July 27, 2024
Colloquium

For the Irish, Siamsa storytelling tradition as a way of life

anote
  • November 2, 2023
  • 7 min read
For the Irish, Siamsa storytelling tradition as a way of life

By Anote Ajeluorou

YOU could almost say that like Africa like the Irish when it comes to storytelling traditions, a tradition that runs deep in the veins of the Irish with its 5.033 million people and over 65 million immigrants worldwide. And if there’s something they take with them everywhere they go, it is the storytelling tradition, a great cultural heritage they are immensely proud of. That tradition has a unique name just like Africa has its moonlight folktales sessions. Siamsa is what the Irish call it, that tradition of storytelling that also serves as news or local gossip about the happenings next door. Like Africa, Ireland has had an extraordinary amd excruciating history that is steeped in slave trade, the great famine, forced labour, migration and all manners of colonial injustices visited upon her people by her more powerful neighbour, England.
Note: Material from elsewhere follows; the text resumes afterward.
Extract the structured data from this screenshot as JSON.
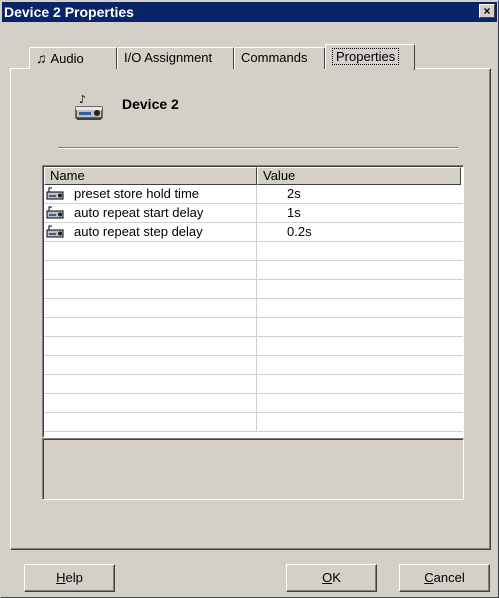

What all these adversaries culminate in is the Irish ability to tell their own stories to any willing ears. In a sense, it’s a means of laughing at themselves and being able to bear their peculiar situation. And this historical remembering has helped in their healing. Now encapsulated in Siamsa, the Irish displayed this storytelling tradition at this year’s Quramo Festival of Words 2023, where ‘Connecting the Dots’ served as theme. Indeed, the Irish connected hugely with Africa, nay Nigeria, at the festival where they shared one important cultural affinity common to them – storytelling! With the Ambassador of Ireland fully taking command of proceedings at ‘An Evening of Siamsa and Tales by Moonlight’, just a few hours after the engaging panel session also curated by the Irish Embassy, ‘Nigeria and Ireland: Commonalities among former Colonies’ explored the nexus between the two peoples.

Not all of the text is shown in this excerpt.